ハリウッドの団体は、中国のByteDance社が開発した新しいAI動画生成モデル「Seedance 2.0」に対して、著作権侵害の懸念を表明したと発表しました。
ByteDance社は、最近TikTokの米国事業の売却契約を締結し、新しい合弁事業に出資を続ける中で、今週初めに「Seedance 2.0」を発表しました。ウォールストリートジャーナルによれば、この新モデルは現在、ByteDance社のJianyingアプリを利用する中国のユーザー向けに提供されており、近く同社のCapCutアプリを通じて世界中のユーザーにも提供される予定ということです。
Seedanceは、OpenAIのSoraのようなツールと同様に、テキストプロンプトを入力するだけで15秒以内の動画を作成できるということです。しかし、Seedanceは、実在の人物やスタジオの知的財産を使用した動画を生成する際の制限が不十分であるとの批判を受けています。

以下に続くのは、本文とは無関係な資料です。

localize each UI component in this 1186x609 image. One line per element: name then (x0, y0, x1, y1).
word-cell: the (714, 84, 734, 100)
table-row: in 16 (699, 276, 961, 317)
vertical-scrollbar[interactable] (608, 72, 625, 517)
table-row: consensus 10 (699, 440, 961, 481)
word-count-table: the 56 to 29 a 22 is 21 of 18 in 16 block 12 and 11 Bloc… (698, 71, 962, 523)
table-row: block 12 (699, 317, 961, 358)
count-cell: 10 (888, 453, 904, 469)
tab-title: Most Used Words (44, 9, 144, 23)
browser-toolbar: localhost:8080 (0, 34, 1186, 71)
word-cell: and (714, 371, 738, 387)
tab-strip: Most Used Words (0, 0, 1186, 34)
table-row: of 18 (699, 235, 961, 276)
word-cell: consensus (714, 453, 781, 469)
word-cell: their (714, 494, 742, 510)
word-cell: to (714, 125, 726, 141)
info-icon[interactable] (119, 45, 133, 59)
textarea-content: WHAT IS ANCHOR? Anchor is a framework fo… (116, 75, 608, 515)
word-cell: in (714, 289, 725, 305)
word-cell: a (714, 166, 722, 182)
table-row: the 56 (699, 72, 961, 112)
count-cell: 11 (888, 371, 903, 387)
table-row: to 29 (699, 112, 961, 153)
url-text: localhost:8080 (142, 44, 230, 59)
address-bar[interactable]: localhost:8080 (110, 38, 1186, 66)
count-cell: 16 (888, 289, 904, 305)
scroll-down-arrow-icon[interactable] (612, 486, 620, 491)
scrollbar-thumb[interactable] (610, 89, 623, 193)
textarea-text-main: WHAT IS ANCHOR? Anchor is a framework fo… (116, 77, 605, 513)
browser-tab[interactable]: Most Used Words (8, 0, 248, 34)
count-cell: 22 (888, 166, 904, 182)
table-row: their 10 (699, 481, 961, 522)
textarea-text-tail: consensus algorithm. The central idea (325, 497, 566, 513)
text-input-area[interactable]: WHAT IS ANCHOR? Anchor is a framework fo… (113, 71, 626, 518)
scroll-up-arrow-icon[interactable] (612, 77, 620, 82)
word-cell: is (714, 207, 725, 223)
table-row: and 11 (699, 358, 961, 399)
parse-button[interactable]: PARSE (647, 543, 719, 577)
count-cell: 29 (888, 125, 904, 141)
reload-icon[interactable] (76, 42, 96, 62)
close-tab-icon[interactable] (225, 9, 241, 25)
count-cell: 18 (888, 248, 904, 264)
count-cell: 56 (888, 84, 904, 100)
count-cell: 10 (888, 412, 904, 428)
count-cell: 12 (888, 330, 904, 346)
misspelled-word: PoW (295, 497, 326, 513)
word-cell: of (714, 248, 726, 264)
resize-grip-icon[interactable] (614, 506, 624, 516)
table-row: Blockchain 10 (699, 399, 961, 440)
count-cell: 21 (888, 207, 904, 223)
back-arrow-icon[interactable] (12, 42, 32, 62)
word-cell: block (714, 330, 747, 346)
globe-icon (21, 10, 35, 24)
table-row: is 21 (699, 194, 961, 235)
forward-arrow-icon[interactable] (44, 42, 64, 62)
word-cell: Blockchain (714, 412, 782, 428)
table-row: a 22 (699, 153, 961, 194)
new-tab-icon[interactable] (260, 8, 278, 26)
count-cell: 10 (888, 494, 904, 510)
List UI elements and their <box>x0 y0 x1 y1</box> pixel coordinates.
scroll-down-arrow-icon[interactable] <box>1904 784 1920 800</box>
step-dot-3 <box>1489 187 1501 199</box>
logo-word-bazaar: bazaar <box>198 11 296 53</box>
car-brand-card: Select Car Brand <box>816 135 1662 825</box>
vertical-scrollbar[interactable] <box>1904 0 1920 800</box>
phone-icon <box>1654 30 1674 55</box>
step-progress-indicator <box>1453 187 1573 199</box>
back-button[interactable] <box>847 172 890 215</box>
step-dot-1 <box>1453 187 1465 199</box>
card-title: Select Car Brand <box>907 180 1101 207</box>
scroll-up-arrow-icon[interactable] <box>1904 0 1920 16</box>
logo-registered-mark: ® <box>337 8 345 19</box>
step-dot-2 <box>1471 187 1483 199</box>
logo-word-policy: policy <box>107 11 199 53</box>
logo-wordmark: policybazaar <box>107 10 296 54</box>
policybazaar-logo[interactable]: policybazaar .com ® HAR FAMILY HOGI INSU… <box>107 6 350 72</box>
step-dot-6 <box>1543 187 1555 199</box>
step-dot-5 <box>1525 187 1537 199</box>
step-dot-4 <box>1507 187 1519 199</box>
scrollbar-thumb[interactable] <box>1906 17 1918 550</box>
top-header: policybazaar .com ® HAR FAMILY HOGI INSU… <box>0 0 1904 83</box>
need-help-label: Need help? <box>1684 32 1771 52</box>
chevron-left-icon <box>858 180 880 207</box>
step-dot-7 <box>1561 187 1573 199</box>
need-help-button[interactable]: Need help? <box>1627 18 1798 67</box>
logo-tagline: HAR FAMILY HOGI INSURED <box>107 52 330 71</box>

あるXユーザーが、Seedance 2.0で「2行のプロンプト」で作成したというトム・クルーズとブラッド・ピットが戦う短い動画を投稿したところ、「デッドプール」の脚本家レット・リース氏は「言いたくないが、我々の時代は終わったかもしれない」とコメントしました。
映画協会のチャールズ・リフキンCEOは、ByteDance社に対し「直ちに侵害行為を中止するよう」求める声明を発表しました。「中国のAIサービスであるSeedance 2.0は、米国の著作権作品を無断で大規模に使用している」と述べ、著作権法を無視する行為であると非難しています。
ハリウッドの労働組合や業界団体が支援する「ヒューマンアーティストリーキャンペーン」は、Seedance 2.0を「世界中のクリエイターへの攻撃」と非難しました。また、俳優組合SAG-AFTRAは、「ByteDance社の新しいAI動画モデルによる露骨な侵害を非難するスタジオを支持する」としています。
Seedanceの動画には、スパイダーマンやダース・ベイダー、グローグ(ベビーヨーダとして知られる)など、ディズニーが所有するキャラクターが登場しており、同社は法的措置を検討しているということです。Axiosによれば、ディズニーはByteDance社に対し、「ディズニーの知的財産のバーチャルな強奪」と非難する停止命令書を送付したと報じられています。
ディズニーは必ずしもAI企業との協力に反対しているわけではなく、Googleに対して同様の問題で停止命令書を送った一方で、OpenAIとの3年間のライセンス契約を締結しています。
TechCrunchはByteDance社にコメントを求めています。